Lojas de portas fechadas e rodovia bloqueada foram marcas do protesto realizado nesta terça-feira por produtores rurais e comerciantes, no Norte, contra demarcações de terras indígenas. A situação regional é só uma parte do problema que causa tensão e incerteza em cidades e no campo.
No Estado, estima a Procuradoria-Geral, 60 mil hectares são reivindicados por indígenas, o que provocaria impacto econômico e territorial nos municípios e exigiria dos cofres R$ 2 bilhões para indenizações. A revolta dos 1,2 mil produtores rurais da região é resultado do risco de perder suas terras, especialmente após a publicação de uma portaria pelo Ministério da Justiça delimitando a área indígena Mato Preto, que abrange áreas em Erechim, Getúlio Vargas e Erebango, no Norte.
O procurador do Estado Rodinei Candeia, que atua no caso, contesta a decisão do ministério e diz que ingressará com medidas judiciais para anular o processo e a portaria, já que ela foi publicada antes que o Estado pudesse encaminhar defesa. Conforme Candeia, o processo ingressado pelo Ministério Público Federal para executar a sentença deveria ter incluído o Estado como parte e não o fez, o que é passível de anulação. Para o procurador, os laudos que embasaram a demarcação da área são uma fraude:
- O laudo antropológico foi feito por uma pessoa ligada direta e intimamente aos interesses indígenas.
O procurador salienta que existem hoje no Estado 41 reivindicações de áreas feitas por indígenas. Destas, 12 já estão em estudo pela Funai e outras cinco, que são regularizadas, têm pedidos de aumento de área. Os 60 mil hectares pedidos pelos índios equivalem a cerca de 72 mil campos de futebol. Ao preço médio de R$ 30 mil o hectare, estima Candeia, o valor pode significar R$ 2 bilhões em indenizações de terras. O total não inclui benfeitorias, cuja responsabilidade caberia à União. Nesse caso, o custo seria mais alto.
Confira alguns locais:
Terra Mato Preto - Abrangendo um perímetro de 30 quilômetros de Getúlio Vargas, Erebango e Erechim, passa para os indígenas 4.230 hectares de terras.
Terra Rio dos Índios - Em Vicente Dutra, a área já declarada como indígena abrange 711,7 hectares, onde funciona um balneário turístico com águas termais que recebe 15 mil visitantes por ano.
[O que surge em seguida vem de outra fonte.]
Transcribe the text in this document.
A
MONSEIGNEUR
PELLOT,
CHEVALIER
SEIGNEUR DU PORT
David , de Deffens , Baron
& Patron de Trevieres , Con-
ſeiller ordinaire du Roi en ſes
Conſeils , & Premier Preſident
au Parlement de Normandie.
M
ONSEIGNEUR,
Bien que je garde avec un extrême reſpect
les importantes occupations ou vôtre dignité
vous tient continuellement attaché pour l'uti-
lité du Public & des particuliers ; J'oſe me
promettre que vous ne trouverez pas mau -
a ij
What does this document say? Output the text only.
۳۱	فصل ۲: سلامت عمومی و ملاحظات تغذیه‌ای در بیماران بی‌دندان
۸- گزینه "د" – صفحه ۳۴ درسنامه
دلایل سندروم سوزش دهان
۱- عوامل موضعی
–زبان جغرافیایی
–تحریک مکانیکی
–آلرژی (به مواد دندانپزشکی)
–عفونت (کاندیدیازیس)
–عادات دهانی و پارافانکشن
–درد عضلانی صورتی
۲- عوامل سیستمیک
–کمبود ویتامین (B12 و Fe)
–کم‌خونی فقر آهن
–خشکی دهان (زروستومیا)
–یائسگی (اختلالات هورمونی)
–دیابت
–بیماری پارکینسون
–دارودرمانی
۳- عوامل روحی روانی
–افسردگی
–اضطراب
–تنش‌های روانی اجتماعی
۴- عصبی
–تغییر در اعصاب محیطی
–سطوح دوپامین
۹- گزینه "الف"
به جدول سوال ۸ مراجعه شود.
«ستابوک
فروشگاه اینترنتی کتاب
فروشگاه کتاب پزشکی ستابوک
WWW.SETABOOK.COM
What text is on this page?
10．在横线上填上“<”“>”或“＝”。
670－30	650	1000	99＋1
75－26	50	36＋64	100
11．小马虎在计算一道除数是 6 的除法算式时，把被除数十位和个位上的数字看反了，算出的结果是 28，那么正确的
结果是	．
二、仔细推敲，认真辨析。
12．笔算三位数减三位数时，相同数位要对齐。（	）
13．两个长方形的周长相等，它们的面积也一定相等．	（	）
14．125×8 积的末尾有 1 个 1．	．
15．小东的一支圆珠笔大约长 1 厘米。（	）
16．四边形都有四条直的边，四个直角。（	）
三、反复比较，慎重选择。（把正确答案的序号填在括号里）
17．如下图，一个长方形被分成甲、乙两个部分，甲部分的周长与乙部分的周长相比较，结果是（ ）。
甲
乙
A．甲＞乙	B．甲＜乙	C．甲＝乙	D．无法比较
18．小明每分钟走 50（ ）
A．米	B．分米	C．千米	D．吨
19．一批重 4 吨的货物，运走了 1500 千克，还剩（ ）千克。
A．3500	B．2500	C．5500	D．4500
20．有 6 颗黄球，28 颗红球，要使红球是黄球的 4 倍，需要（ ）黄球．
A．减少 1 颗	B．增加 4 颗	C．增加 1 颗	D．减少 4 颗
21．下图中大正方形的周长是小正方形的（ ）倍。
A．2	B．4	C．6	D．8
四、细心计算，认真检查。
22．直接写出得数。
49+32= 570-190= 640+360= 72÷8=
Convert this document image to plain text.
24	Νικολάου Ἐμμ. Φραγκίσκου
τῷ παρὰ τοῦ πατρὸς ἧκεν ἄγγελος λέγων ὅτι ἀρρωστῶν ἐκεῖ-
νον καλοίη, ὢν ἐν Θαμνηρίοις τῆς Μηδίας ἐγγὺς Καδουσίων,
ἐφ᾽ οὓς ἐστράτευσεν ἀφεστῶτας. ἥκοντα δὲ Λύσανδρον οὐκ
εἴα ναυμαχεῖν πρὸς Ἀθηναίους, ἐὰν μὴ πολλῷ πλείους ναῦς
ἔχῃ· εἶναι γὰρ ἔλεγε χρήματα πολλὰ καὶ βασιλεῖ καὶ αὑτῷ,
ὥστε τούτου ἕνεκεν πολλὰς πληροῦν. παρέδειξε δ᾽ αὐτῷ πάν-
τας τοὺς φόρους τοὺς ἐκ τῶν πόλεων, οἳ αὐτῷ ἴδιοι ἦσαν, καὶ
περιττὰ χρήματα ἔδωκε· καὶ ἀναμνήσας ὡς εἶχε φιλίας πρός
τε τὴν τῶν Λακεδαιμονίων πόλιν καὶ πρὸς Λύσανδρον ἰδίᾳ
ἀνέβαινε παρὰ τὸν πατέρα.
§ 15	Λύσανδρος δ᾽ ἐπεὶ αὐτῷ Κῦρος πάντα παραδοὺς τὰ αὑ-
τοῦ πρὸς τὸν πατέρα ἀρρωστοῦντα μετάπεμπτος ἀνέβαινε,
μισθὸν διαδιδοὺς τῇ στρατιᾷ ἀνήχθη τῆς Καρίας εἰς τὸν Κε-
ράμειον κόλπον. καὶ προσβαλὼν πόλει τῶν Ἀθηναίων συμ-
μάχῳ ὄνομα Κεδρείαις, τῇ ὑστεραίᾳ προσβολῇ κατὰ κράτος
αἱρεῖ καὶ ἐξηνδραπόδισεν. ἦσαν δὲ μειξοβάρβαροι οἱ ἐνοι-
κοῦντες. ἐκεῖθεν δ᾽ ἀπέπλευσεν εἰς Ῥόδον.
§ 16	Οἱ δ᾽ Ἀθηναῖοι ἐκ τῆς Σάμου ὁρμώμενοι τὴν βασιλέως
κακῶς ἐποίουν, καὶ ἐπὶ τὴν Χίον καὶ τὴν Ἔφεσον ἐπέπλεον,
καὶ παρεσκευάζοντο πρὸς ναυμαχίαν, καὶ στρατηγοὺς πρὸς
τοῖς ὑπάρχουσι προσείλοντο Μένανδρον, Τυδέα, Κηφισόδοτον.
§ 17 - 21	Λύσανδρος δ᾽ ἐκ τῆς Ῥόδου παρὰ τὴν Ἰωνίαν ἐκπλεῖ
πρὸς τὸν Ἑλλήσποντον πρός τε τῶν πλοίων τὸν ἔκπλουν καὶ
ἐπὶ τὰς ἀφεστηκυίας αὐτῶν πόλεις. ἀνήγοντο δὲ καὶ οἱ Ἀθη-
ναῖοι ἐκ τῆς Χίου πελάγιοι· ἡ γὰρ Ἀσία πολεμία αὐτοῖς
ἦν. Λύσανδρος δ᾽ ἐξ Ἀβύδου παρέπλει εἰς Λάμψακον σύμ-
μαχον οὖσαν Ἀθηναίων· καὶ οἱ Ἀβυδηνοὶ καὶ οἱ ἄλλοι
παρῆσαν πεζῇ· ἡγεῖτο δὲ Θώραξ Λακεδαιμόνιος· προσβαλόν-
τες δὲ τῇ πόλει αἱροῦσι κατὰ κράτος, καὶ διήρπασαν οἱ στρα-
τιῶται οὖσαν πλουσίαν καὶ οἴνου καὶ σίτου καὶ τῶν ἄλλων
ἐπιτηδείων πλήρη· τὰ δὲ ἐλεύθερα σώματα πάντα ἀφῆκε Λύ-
Os indígenas da área residem em dois hectares dos 711 declarados.
Terra Mato Castelhano - A área reivindicada é de 22,5 mil hectares abrangendo terras dos municípios de Mato Castelhano, Ciríaco, Gentil e Marau. Além de milhares de hectares de terras agricultáveis de 1,3 mil propriedades rurais e parte do perímetro urbano dos municípios, a área deve tomar os 1.327 hectares da Reserva Ambiental Instituto Chico Mendes, de preservação permanente.
Uma reforma "às avessas"
A Federação dos Trabalhadores na Agricultura no Rio Grande do Sul (Fetag) classifica as demarcações como uma reforma agrária às avessas. Muitas famílias que terão que deixar as terras vivem e produzem nestas áreas há mais de três gerações.
- Não somos contra os direitos dos índios, mas não podemos tirar o agricultor da terra onde ele está trabalhando há anos - afirma o vice-presidente da Fetag Carlos Joel Silva.
A maior preocupação da federação é a transparência dos laudos antropológicos. Um sociólogo foi contratado para ajudar a entidade a revisá-los. O diretor jurídico da Federação da Agricultura do Estado do Rio Grande do Sul (Farsul), Nestor Hein, salienta que as demarcações atingem principalmente produtores com menos de 10 hectares e que este processo instalou a insegurança entre agricultores do Estado, nas áreas reivindicadas.
Funai quer liberação da área
Se depender da Fundação Nacional do Índio (Funai), em sete meses os agricultores que moram nos 4,2 mil hectares da área delimitada como Mato Preto devem deixar as terras, para que 14 famílias de guaranis tomem posse das propriedades.
Com a publicação da portaria e sentença judicial, a Funai agora terá 90 dias de prazo para demarcar fisicamente a área e mais 120 dias para que União e Estado indenizem os agricultores. Ao final de tudo, faltaria apenas o decreto de homologação da Presidente da República.
Conforme a assessoria da Funai em Brasília, a partir da publicação da portaria, os 1,2 mil agricultores que vivem na área precisam se retirar, pois sua permanência já seria considerada ilegal. A assessoria do Incra informou que o instituto e o Governo do Estado constituirão um grupo de trabalho para realizar o levantamento dos não indígenas interessados no reassentamento. Com base nesse trabalho, será elaborado um cronograma de realocação dos agricultores.